Mucho se ha escrito estos días sobre las protestas de los ‘chalecos amarillos’, un movimiento que irrumpió de manera aparentemente espontánea para defender el Estado de bienestar francés frente a los recortes que viene sufriendo.
Tal como han destacado los analistas, se trata de un movimiento sin líderes u orientación política concreta, en el que confluyen personas de las ideologías más diversas. Pero todas tienen un denominador común: están padeciendo en carne propia los rigores de la destrucción progresiva de un orden social y económico que hasta hace bien poco garantizaba a los ciudadanos una vida relativamente estable, en la que podían diseñar con elementos fiables de cálculo proyectos familiares o personales.
Del mismo modo en que Stefan Zweig plasmó en ‘El mundo de ayer’ su dolor y zozobra por la desmembración del imperio austro-húngaro, que él tenía por pilar de estabilidad y modelo de civilización, muchos franceses y europeos están angustiados por la erosión del mundo que han conocido y que les ha proporcionado tranquilidad material y emocional.
Ese mundo empezó a alterarse a raíz de la nueva realidad surgida tras la caída del Muro de Berlín y la consagración de la globalización económica como doctrina prácticamente incuestionable. El resultado es una expansión arrolladora del capitalismo, lo cual en sí mismo podría tener un efecto positivo de transformación mundial, pero que, por carecer tanto de una gobernanza internacional respetada por todos como de mecanismos de equilibrio, está dejando muchas víctimas en el camino.
Esto es lo que subyace en las perturbaciones actuales. Y donde más se están sintiendo sus efectos es, precisamente, donde el Estado de Bienestar ha alcanzado el mayor desarrollo: en Europa. Y, muy particularmente, en Francia. Pero también se están presentando en otras latitudes: seguramente explica en buena medida la eclosión de los Indignados en España y, en el otro extremo ideológico, el triunfo de Trump en EEUU. Uno de los grandes riesgos de este escenario es que el comprensible malestar sea aprovechado por demagogos y populistas de cualquier signo.
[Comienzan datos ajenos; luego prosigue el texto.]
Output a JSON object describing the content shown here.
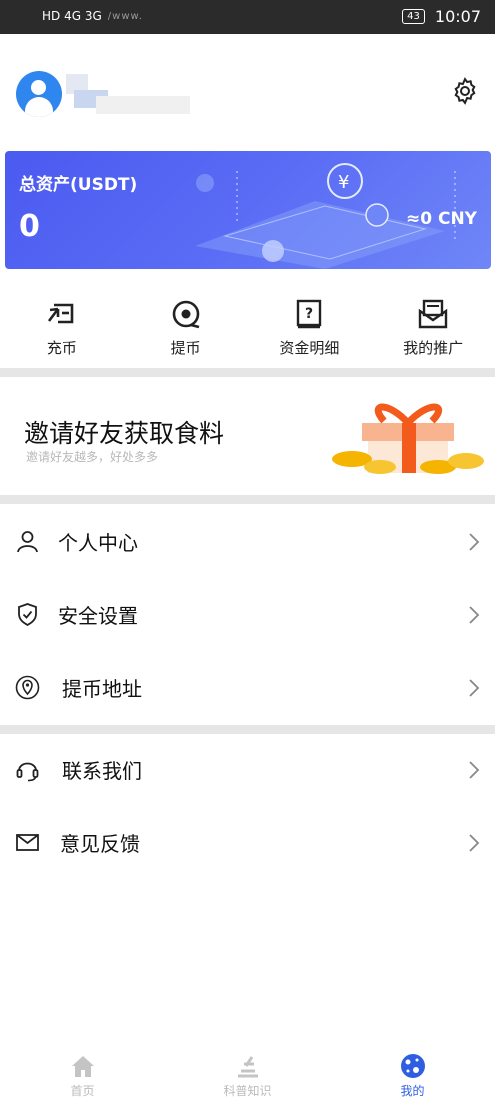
{
  "status_bar": {
    "left": "HD 4G 3G",
    "url_fragment": "/www.",
    "battery": "43",
    "time": "10:07"
  },
  "profile": {
    "username": ""
  },
  "asset_card": {
    "label": "总资产(USDT)",
    "value": "0",
    "cny": "≈0 CNY"
  },
  "actions": [
    {
      "label": "充币",
      "icon": "deposit-icon"
    },
    {
      "label": "提币",
      "icon": "withdraw-icon"
    },
    {
      "label": "资金明细",
      "icon": "ledger-icon"
    },
    {
      "label": "我的推广",
      "icon": "promotion-icon"
    }
  ],
  "invite": {
    "title": "邀请好友获取食料",
    "subtitle": "邀请好友越多，好处多多"
  },
  "menu_group_1": [
    {
      "label": "个人中心",
      "icon": "user-icon"
    },
    {
      "label": "安全设置",
      "icon": "shield-icon"
    },
    {
      "label": "提币地址",
      "icon": "location-icon"
    }
  ],
  "menu_group_2": [
    {
      "label": "联系我们",
      "icon": "headset-icon"
    },
    {
      "label": "意见反馈",
      "icon": "mail-icon"
    }
  ],
  "tabs": [
    {
      "label": "首页",
      "icon": "home-icon",
      "active": false
    },
    {
      "label": "科普知识",
      "icon": "knowledge-icon",
      "active": false
    },
    {
      "label": "我的",
      "icon": "profile-planet-icon",
      "active": true
    }
  ],
  "colors": {
    "accent": "#2f5fe0",
    "card": "#5363f2",
    "avatar": "#2f86ee"
  }
}
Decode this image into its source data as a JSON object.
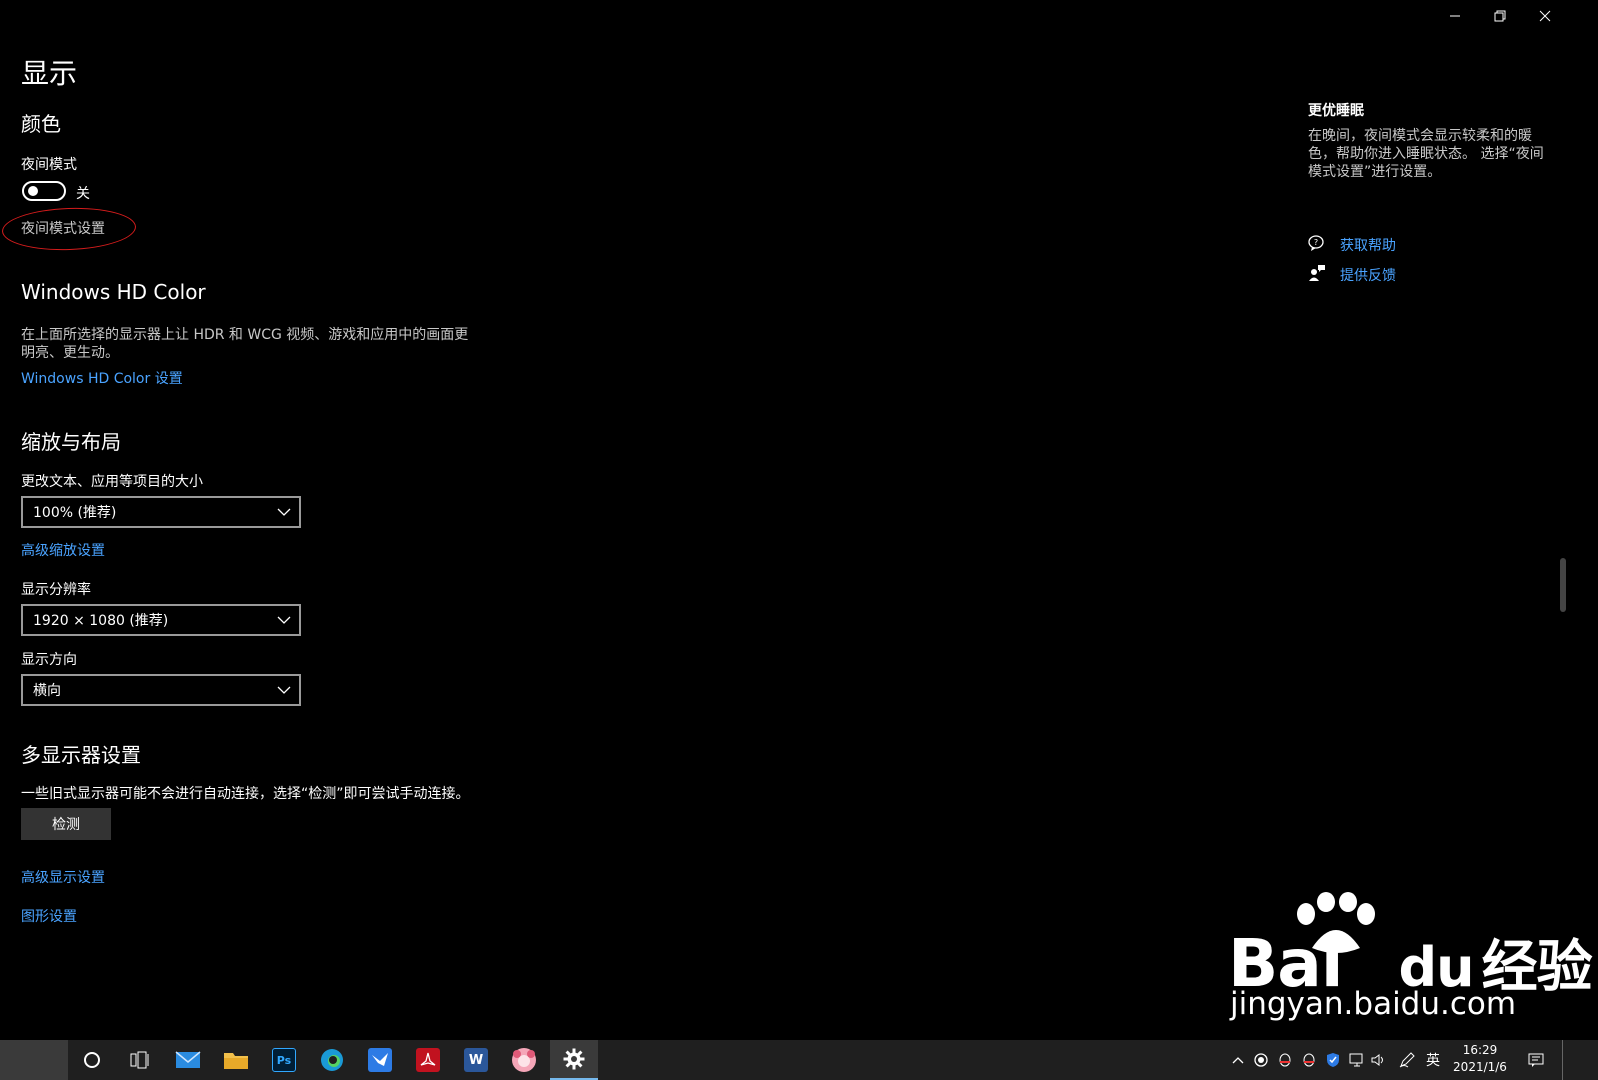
{
  "window": {
    "minimize_icon": "minimize-icon",
    "restore_icon": "restore-icon",
    "close_icon": "close-icon"
  },
  "page": {
    "title": "显示"
  },
  "color_section": {
    "heading": "颜色",
    "night_mode_label": "夜间模式",
    "night_mode_state": "关",
    "night_mode_settings_link": "夜间模式设置"
  },
  "hdr_section": {
    "heading": "Windows HD Color",
    "description_line1": "在上面所选择的显示器上让 HDR 和 WCG 视频、游戏和应用中的画面更",
    "description_line2": "明亮、更生动。",
    "settings_link": "Windows HD Color 设置"
  },
  "scale_section": {
    "heading": "缩放与布局",
    "text_size_label": "更改文本、应用等项目的大小",
    "text_size_value": "100% (推荐)",
    "advanced_scaling_link": "高级缩放设置",
    "resolution_label": "显示分辨率",
    "resolution_value": "1920 × 1080 (推荐)",
    "orientation_label": "显示方向",
    "orientation_value": "横向"
  },
  "multi_display_section": {
    "heading": "多显示器设置",
    "description": "一些旧式显示器可能不会进行自动连接，选择“检测”即可尝试手动连接。",
    "detect_button": "检测",
    "advanced_display_link": "高级显示设置",
    "graphics_settings_link": "图形设置"
  },
  "sidebar": {
    "heading": "更优睡眠",
    "description_line1": "在晚间，夜间模式会显示较柔和的暖",
    "description_line2": "色，帮助你进入睡眠状态。 选择“夜间",
    "description_line3": "模式设置”进行设置。",
    "help_link": "获取帮助",
    "feedback_link": "提供反馈"
  },
  "watermark": {
    "brand_latin": "Bai",
    "brand_du": "du",
    "brand_cn": "经验",
    "url": "jingyan.baidu.com"
  },
  "taskbar": {
    "apps": [
      "cortana",
      "task-view",
      "mail",
      "file-explorer",
      "photoshop",
      "edge",
      "feishu",
      "acrobat",
      "word",
      "avatar-app",
      "settings"
    ],
    "photoshop_label": "Ps",
    "word_label": "W",
    "ime_label": "英",
    "time": "16:29",
    "date": "2021/1/6"
  },
  "colors": {
    "accent_link": "#4aa3ff",
    "annotation_red": "#d41c1c",
    "taskbar_bg": "#1f1f1f"
  }
}
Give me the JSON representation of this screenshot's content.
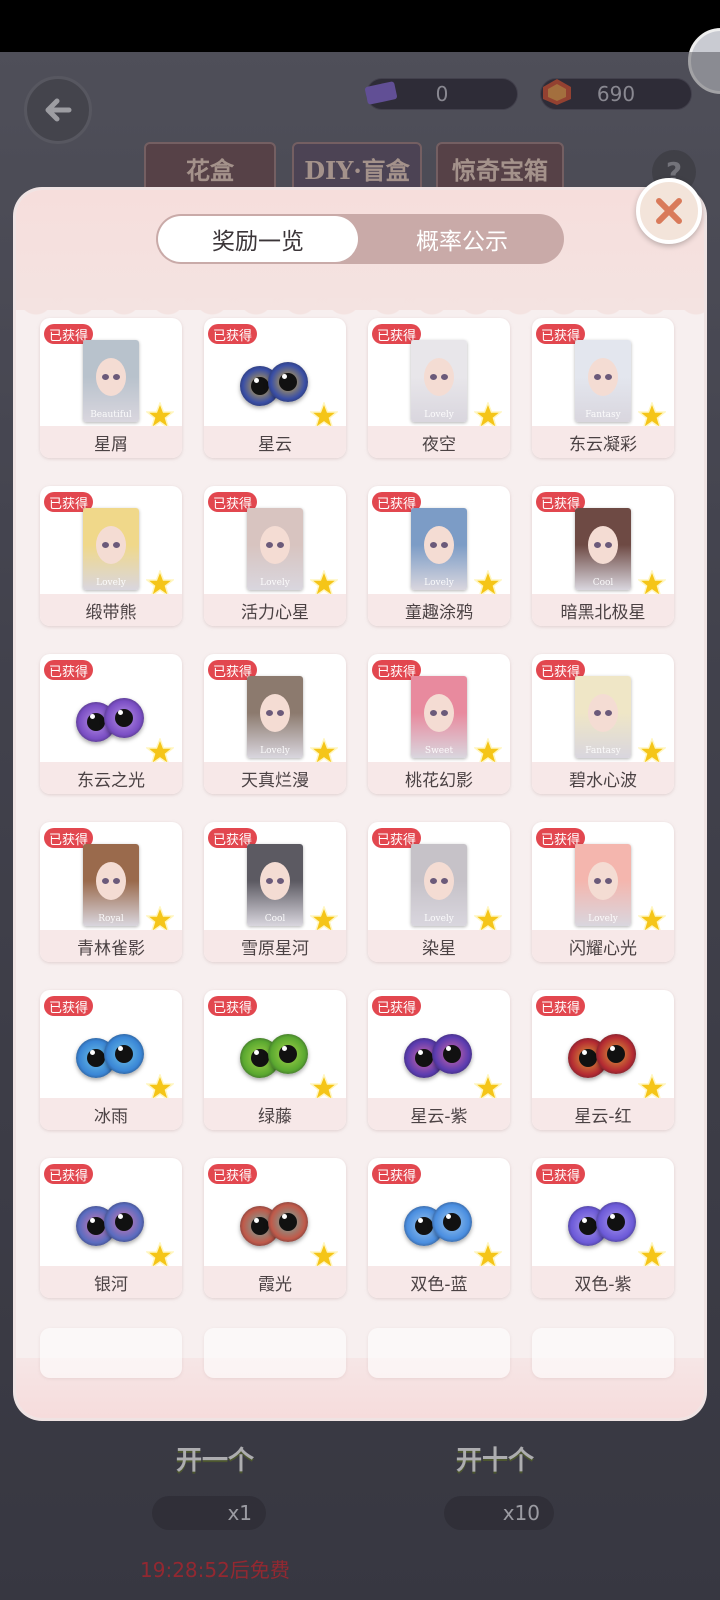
{
  "header": {
    "ticket_count": "0",
    "gem_count": "690",
    "bg_tabs": [
      "花盒",
      "DIY·盲盒",
      "惊奇宝箱"
    ],
    "help": "?"
  },
  "modal": {
    "tabs": [
      {
        "label": "奖励一览",
        "active": true
      },
      {
        "label": "概率公示",
        "active": false
      }
    ],
    "obtained_label": "已获得",
    "items": [
      {
        "name": "星屑",
        "kind": "portrait",
        "tag": "Beautiful",
        "hair": "#b8c2cc"
      },
      {
        "name": "星云",
        "kind": "lens",
        "color": "#3a4fa6",
        "color2": "#d8b23a"
      },
      {
        "name": "夜空",
        "kind": "portrait",
        "tag": "Lovely",
        "hair": "#e8e6ea"
      },
      {
        "name": "东云凝彩",
        "kind": "portrait",
        "tag": "Fantasy",
        "hair": "#e3e6ee"
      },
      {
        "name": "缎带熊",
        "kind": "portrait",
        "tag": "Lovely",
        "hair": "#f0d88a"
      },
      {
        "name": "活力心星",
        "kind": "portrait",
        "tag": "Lovely",
        "hair": "#d8c4c0"
      },
      {
        "name": "童趣涂鸦",
        "kind": "portrait",
        "tag": "Lovely",
        "hair": "#7c9cc6"
      },
      {
        "name": "暗黑北极星",
        "kind": "portrait",
        "tag": "Cool",
        "hair": "#6e4a44"
      },
      {
        "name": "东云之光",
        "kind": "lens",
        "color": "#7a4ec4",
        "color2": "#b890e6"
      },
      {
        "name": "天真烂漫",
        "kind": "portrait",
        "tag": "Lovely",
        "hair": "#8c7a6e"
      },
      {
        "name": "桃花幻影",
        "kind": "portrait",
        "tag": "Sweet",
        "hair": "#e88a9e"
      },
      {
        "name": "碧水心波",
        "kind": "portrait",
        "tag": "Fantasy",
        "hair": "#efe6c6"
      },
      {
        "name": "青林雀影",
        "kind": "portrait",
        "tag": "Royal",
        "hair": "#9a6a4c"
      },
      {
        "name": "雪原星河",
        "kind": "portrait",
        "tag": "Cool",
        "hair": "#5c5a62"
      },
      {
        "name": "染星",
        "kind": "portrait",
        "tag": "Lovely",
        "hair": "#c6c2c8"
      },
      {
        "name": "闪耀心光",
        "kind": "portrait",
        "tag": "Lovely",
        "hair": "#f4b6ae"
      },
      {
        "name": "冰雨",
        "kind": "lens",
        "color": "#3a86d6",
        "color2": "#6fc4e8"
      },
      {
        "name": "绿藤",
        "kind": "lens",
        "color": "#5aa830",
        "color2": "#a6d64a"
      },
      {
        "name": "星云-紫",
        "kind": "lens",
        "color": "#5b3cb0",
        "color2": "#d86aa6"
      },
      {
        "name": "星云-红",
        "kind": "lens",
        "color": "#b42a32",
        "color2": "#e0a43a"
      },
      {
        "name": "银河",
        "kind": "lens",
        "color": "#5a6cc0",
        "color2": "#d67ab2"
      },
      {
        "name": "霞光",
        "kind": "lens",
        "color": "#c05a4a",
        "color2": "#6ab0a8"
      },
      {
        "name": "双色-蓝",
        "kind": "lens",
        "color": "#4a8ee0",
        "color2": "#9cc6ee"
      },
      {
        "name": "双色-紫",
        "kind": "lens",
        "color": "#6c5ad8",
        "color2": "#a896ee"
      }
    ]
  },
  "bottom": {
    "open_one": "开一个",
    "open_ten": "开十个",
    "cost_one": "x1",
    "cost_ten": "x10",
    "free_timer": "19:28:52后免费"
  },
  "colors": {
    "badge": "#e2474f",
    "accent": "#c9aaa8",
    "star": "#f5c518"
  }
}
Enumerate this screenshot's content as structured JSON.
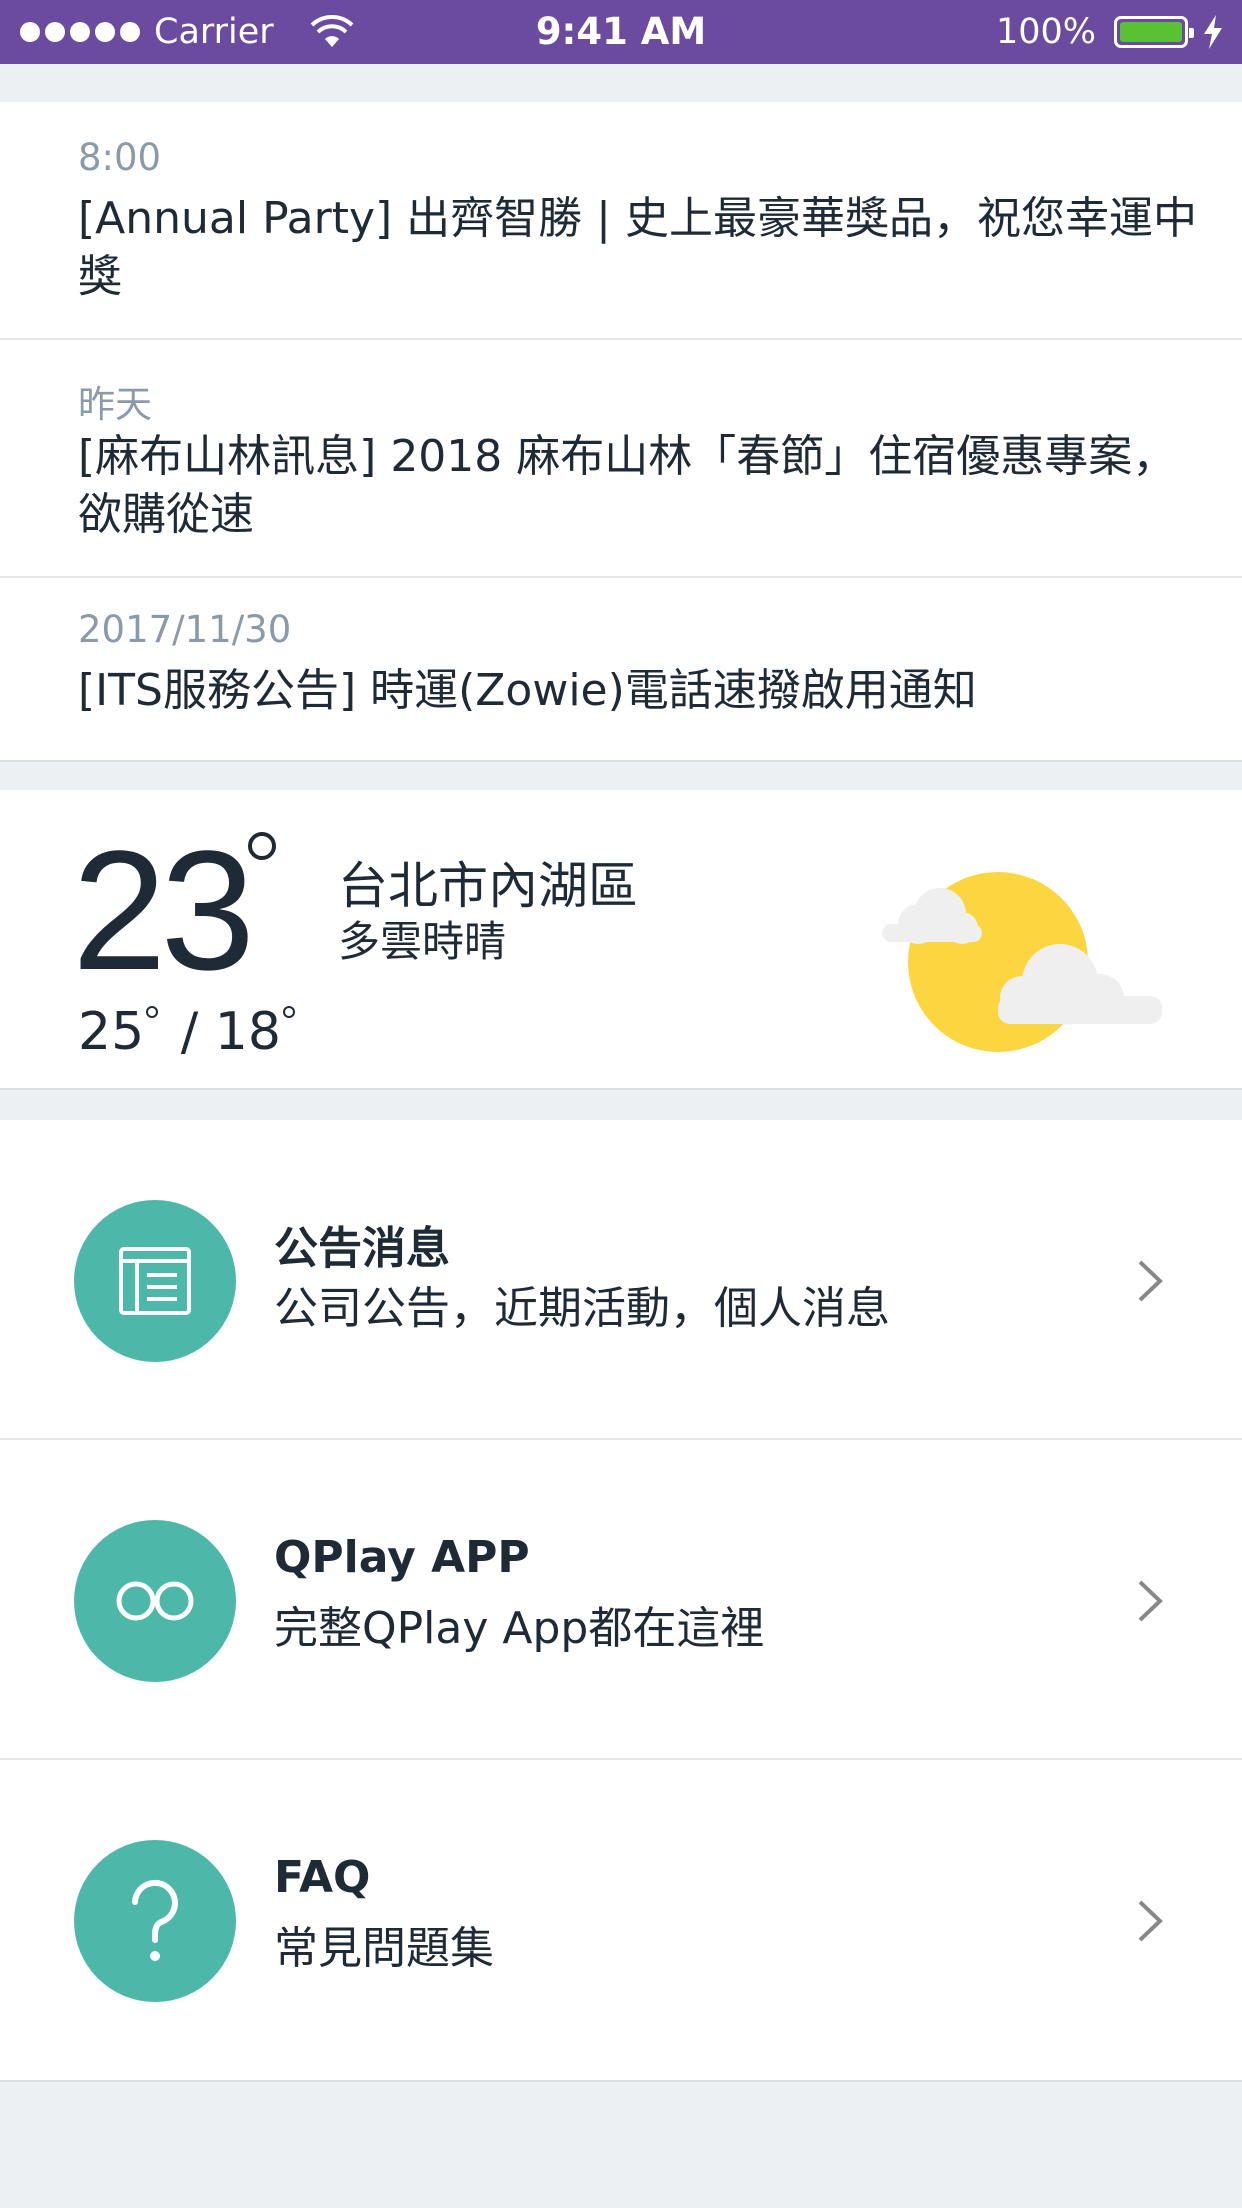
{
  "status_bar": {
    "carrier": "Carrier",
    "time": "9:41 AM",
    "battery": "100%",
    "battery_color": "#5AC135",
    "bar_color": "#6A4BA0"
  },
  "news": [
    {
      "date": "8:00",
      "title": "[Annual Party] 出齊智勝 | 史上最豪華獎品，祝您幸運中獎"
    },
    {
      "date": "昨天",
      "title": "[麻布山林訊息] 2018 麻布山林「春節」住宿優惠專案，欲購從速"
    },
    {
      "date": "2017/11/30",
      "title": "[ITS服務公告] 時運(Zowie)電話速撥啟用通知"
    }
  ],
  "weather": {
    "temp": "23",
    "high": "25",
    "low": "18",
    "range_sep": " / ",
    "location": "台北市內湖區",
    "condition": "多雲時晴",
    "icon": "sun-with-clouds-icon"
  },
  "menu": [
    {
      "title": "公告消息",
      "subtitle": "公司公告，近期活動，個人消息",
      "icon": "news-icon"
    },
    {
      "title": "QPlay APP",
      "subtitle": "完整QPlay App都在這裡",
      "icon": "infinity-icon"
    },
    {
      "title": "FAQ",
      "subtitle": "常見問題集",
      "icon": "question-icon"
    }
  ],
  "colors": {
    "accent": "#4DB8AA",
    "sun": "#FCD640",
    "background": "#EDF0F3"
  }
}
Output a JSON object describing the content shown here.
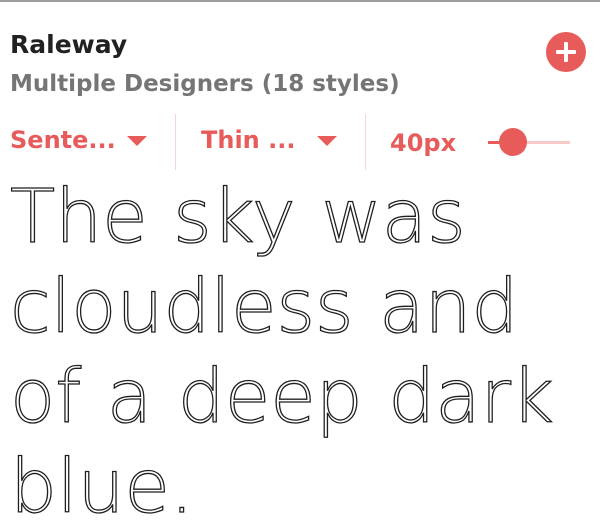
{
  "font_card": {
    "font_name": "Raleway",
    "designer": "Multiple Designers (18 styles)",
    "add_icon": "plus-icon",
    "add_color": "#e85b5b"
  },
  "controls": {
    "preview_mode": {
      "label": "Sente...",
      "icon": "caret-down-icon"
    },
    "style": {
      "label": "Thin ...",
      "icon": "caret-down-icon"
    },
    "size_label": "40px",
    "size_slider_fraction": 0.3
  },
  "preview_text": "The sky was cloudless and of a deep dark blue."
}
Realmente, no estamos ante un fenómeno nuevo: ya a mediados de los 90, también en Francia, un líder agrario, José Bové, bastante conservador por cierto, lideró el primer estallido antiglobalización por el impacto que estaba teniendo en el campo francés, pese a las enormes subvenciones que recibía, y aún recibe, del Estado.
Creemos que la globalización, además de imparable, es positiva para el desarrollo de los pueblos. Pero los líderes mundiales están en mora de construir en torno a ella estructuras potentes que permitan expandir sus beneficios al conjunto de las sociedades.